Norman smirked. “What else would I be?”
“You tell me,” Wade pressed. “Don’t let it go to your head, but for a long time, I’ve considered you the pinnacle of human potential. The perfect rival. Right now? I’m not so sure what you even are.”
Norman laughed. “Why? ‘Cause I can topple you with the basic laws of physics? ‘Cause I know a couple stuff I’m ‘not supposed to’? ‘Cause I’m maybe a little too fast, a little too strong for you? Wade, that’s nothing. Chump change compared to what a human can be.
“Imagine you lived in an isolated village, stone-age style. The most marvelous weapon you’ve ever seen is a spear. You happen upon a modern soldier. He’s talking, but there’s no one there. You don’t know he has an earpiece. You wouldn’t even know what an earpiece is. You’re well-hidden. He shouldn’t see you, but he stops to look at you anyway. There’s something weird on his face. You don’t understand what infrared goggles are. Then, at his command, fire rains from the sky, and a hidden military outpost is destroyed. You know he caused it, but you can’t imagine how. You don’t understand that he called down an airstrike. Is he human? Is he normal?
“The funny thing about ‘normal’ is it depends on who you ask. A hideously mutated tree isn’t normal, but when you have a forest full of ‘em? Yeah, they’re normal. At least, they seem to be. You can’t compare them to anything else. Then when you leave the forest and you find out what a tree’s supposed to look like. In a way, I’m not normal. I’m so far below the line that I barely know what normal means. However, I’m getting closer, and I’ll get there some day.”

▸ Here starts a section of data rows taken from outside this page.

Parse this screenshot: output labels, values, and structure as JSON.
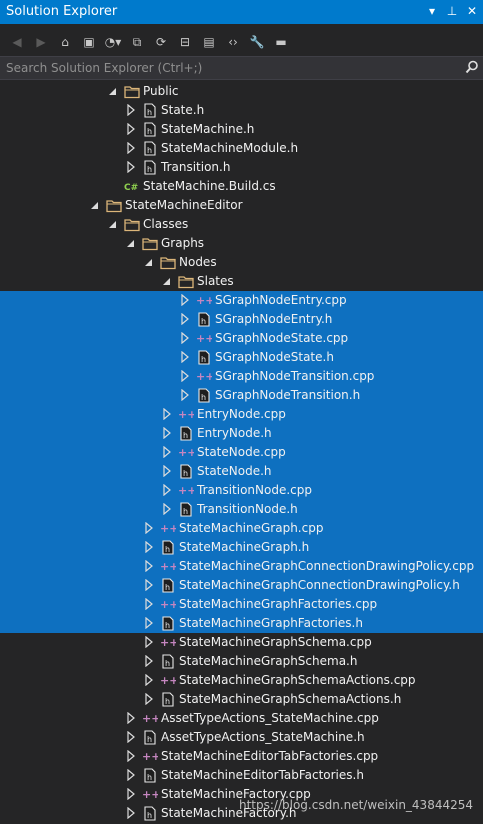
{
  "window": {
    "title": "Solution Explorer"
  },
  "search": {
    "placeholder": "Search Solution Explorer (Ctrl+;)"
  },
  "tree": [
    {
      "label": "Public",
      "kind": "folder",
      "depth": 2,
      "expanded": true,
      "selected": false
    },
    {
      "label": "State.h",
      "kind": "h",
      "depth": 3,
      "expanded": false,
      "selected": false
    },
    {
      "label": "StateMachine.h",
      "kind": "h",
      "depth": 3,
      "expanded": false,
      "selected": false
    },
    {
      "label": "StateMachineModule.h",
      "kind": "h",
      "depth": 3,
      "expanded": false,
      "selected": false
    },
    {
      "label": "Transition.h",
      "kind": "h",
      "depth": 3,
      "expanded": false,
      "selected": false
    },
    {
      "label": "StateMachine.Build.cs",
      "kind": "cs",
      "depth": 2,
      "expanded": null,
      "selected": false
    },
    {
      "label": "StateMachineEditor",
      "kind": "folder",
      "depth": 1,
      "expanded": true,
      "selected": false
    },
    {
      "label": "Classes",
      "kind": "folder",
      "depth": 2,
      "expanded": true,
      "selected": false
    },
    {
      "label": "Graphs",
      "kind": "folder",
      "depth": 3,
      "expanded": true,
      "selected": false
    },
    {
      "label": "Nodes",
      "kind": "folder",
      "depth": 4,
      "expanded": true,
      "selected": false
    },
    {
      "label": "Slates",
      "kind": "folder",
      "depth": 5,
      "expanded": true,
      "selected": false
    },
    {
      "label": "SGraphNodeEntry.cpp",
      "kind": "cpp",
      "depth": 6,
      "expanded": false,
      "selected": true
    },
    {
      "label": "SGraphNodeEntry.h",
      "kind": "h",
      "depth": 6,
      "expanded": false,
      "selected": true
    },
    {
      "label": "SGraphNodeState.cpp",
      "kind": "cpp",
      "depth": 6,
      "expanded": false,
      "selected": true
    },
    {
      "label": "SGraphNodeState.h",
      "kind": "h",
      "depth": 6,
      "expanded": false,
      "selected": true
    },
    {
      "label": "SGraphNodeTransition.cpp",
      "kind": "cpp",
      "depth": 6,
      "expanded": false,
      "selected": true
    },
    {
      "label": "SGraphNodeTransition.h",
      "kind": "h",
      "depth": 6,
      "expanded": false,
      "selected": true
    },
    {
      "label": "EntryNode.cpp",
      "kind": "cpp",
      "depth": 5,
      "expanded": false,
      "selected": true
    },
    {
      "label": "EntryNode.h",
      "kind": "h",
      "depth": 5,
      "expanded": false,
      "selected": true
    },
    {
      "label": "StateNode.cpp",
      "kind": "cpp",
      "depth": 5,
      "expanded": false,
      "selected": true
    },
    {
      "label": "StateNode.h",
      "kind": "h",
      "depth": 5,
      "expanded": false,
      "selected": true
    },
    {
      "label": "TransitionNode.cpp",
      "kind": "cpp",
      "depth": 5,
      "expanded": false,
      "selected": true
    },
    {
      "label": "TransitionNode.h",
      "kind": "h",
      "depth": 5,
      "expanded": false,
      "selected": true
    },
    {
      "label": "StateMachineGraph.cpp",
      "kind": "cpp",
      "depth": 4,
      "expanded": false,
      "selected": true
    },
    {
      "label": "StateMachineGraph.h",
      "kind": "h",
      "depth": 4,
      "expanded": false,
      "selected": true
    },
    {
      "label": "StateMachineGraphConnectionDrawingPolicy.cpp",
      "kind": "cpp",
      "depth": 4,
      "expanded": false,
      "selected": true
    },
    {
      "label": "StateMachineGraphConnectionDrawingPolicy.h",
      "kind": "h",
      "depth": 4,
      "expanded": false,
      "selected": true
    },
    {
      "label": "StateMachineGraphFactories.cpp",
      "kind": "cpp",
      "depth": 4,
      "expanded": false,
      "selected": true
    },
    {
      "label": "StateMachineGraphFactories.h",
      "kind": "h",
      "depth": 4,
      "expanded": false,
      "selected": true
    },
    {
      "label": "StateMachineGraphSchema.cpp",
      "kind": "cpp",
      "depth": 4,
      "expanded": false,
      "selected": false
    },
    {
      "label": "StateMachineGraphSchema.h",
      "kind": "h",
      "depth": 4,
      "expanded": false,
      "selected": false
    },
    {
      "label": "StateMachineGraphSchemaActions.cpp",
      "kind": "cpp",
      "depth": 4,
      "expanded": false,
      "selected": false
    },
    {
      "label": "StateMachineGraphSchemaActions.h",
      "kind": "h",
      "depth": 4,
      "expanded": false,
      "selected": false
    },
    {
      "label": "AssetTypeActions_StateMachine.cpp",
      "kind": "cpp",
      "depth": 3,
      "expanded": false,
      "selected": false
    },
    {
      "label": "AssetTypeActions_StateMachine.h",
      "kind": "h",
      "depth": 3,
      "expanded": false,
      "selected": false
    },
    {
      "label": "StateMachineEditorTabFactories.cpp",
      "kind": "cpp",
      "depth": 3,
      "expanded": false,
      "selected": false
    },
    {
      "label": "StateMachineEditorTabFactories.h",
      "kind": "h",
      "depth": 3,
      "expanded": false,
      "selected": false
    },
    {
      "label": "StateMachineFactory.cpp",
      "kind": "cpp",
      "depth": 3,
      "expanded": false,
      "selected": false
    },
    {
      "label": "StateMachineFactory.h",
      "kind": "h",
      "depth": 3,
      "expanded": false,
      "selected": false
    }
  ],
  "watermark": "https://blog.csdn.net/weixin_43844254",
  "colors": {
    "title_bar": "#007acc",
    "selection": "#0e70c0",
    "background": "#252526",
    "cpp_icon": "#c586c0",
    "cs_icon": "#8fd14f",
    "folder_icon": "#dcb67a"
  }
}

Wade stared, openly wary and intrigued. What on Earth was Norman on about?
“Care to elaborate?” Wade requested.
Norman thought for a moment, absent-mindedly dodging a car that came out of nowhere. Finally, he shook his head.
“No.”
Wade was about to argue.
“You might want to spend some time getting acquainted with your weapon,” Norman suggested before he could say anything.
Almost pouting, Wade lifted his … smitelight? It looked powerful. He’d admit that, but it was still just a flashlight. How could something like this give his firearm a run for its money?
Norman spoke up: “I sent you a tutorial video on how to-”
*ZZAP!*
A static burst cracked through the air. Norman’s dreadlocks stood on end. Wade blinked. Was … was that it’s taser function? This thing packed a punch!
Norman did not sound amused. “… Listen. I know that we are men, and we prefer to feel things out on our own, but please watch the tutorial. Also, don’t flash fry me while I’m driving. That would be inconvenient.”
~
Ian Anderson was better known as Chef Nyam. He’d earned quite the reputation with his oddly personal passion to cook up and scarf down nyctals of all kinds. Furthermore? They actually tased good, and they’d better. Cooking was his only talent, besides wielding the unofficial national weapon of Jamaica: The Cutlass.
He stared at the industrial strength box sitting in his front yard. It jostled violently as the screaming thing within it thrashed. The screams sounded … almost human, but not quite. They had an odd quality that made his ears feel like bleeding. He wasn’t quite sure what this thing was, but he would cook it anyway. The last straw was when it tried to drag away his pit bull in the wee hours of the morning. His sweet little Gizzada gave it a reason to scream, and brought home its … ear? He couldn’t tell. All he knew was that it tasted like lobster and oyster. Finally, he’d trapped it and he would have more!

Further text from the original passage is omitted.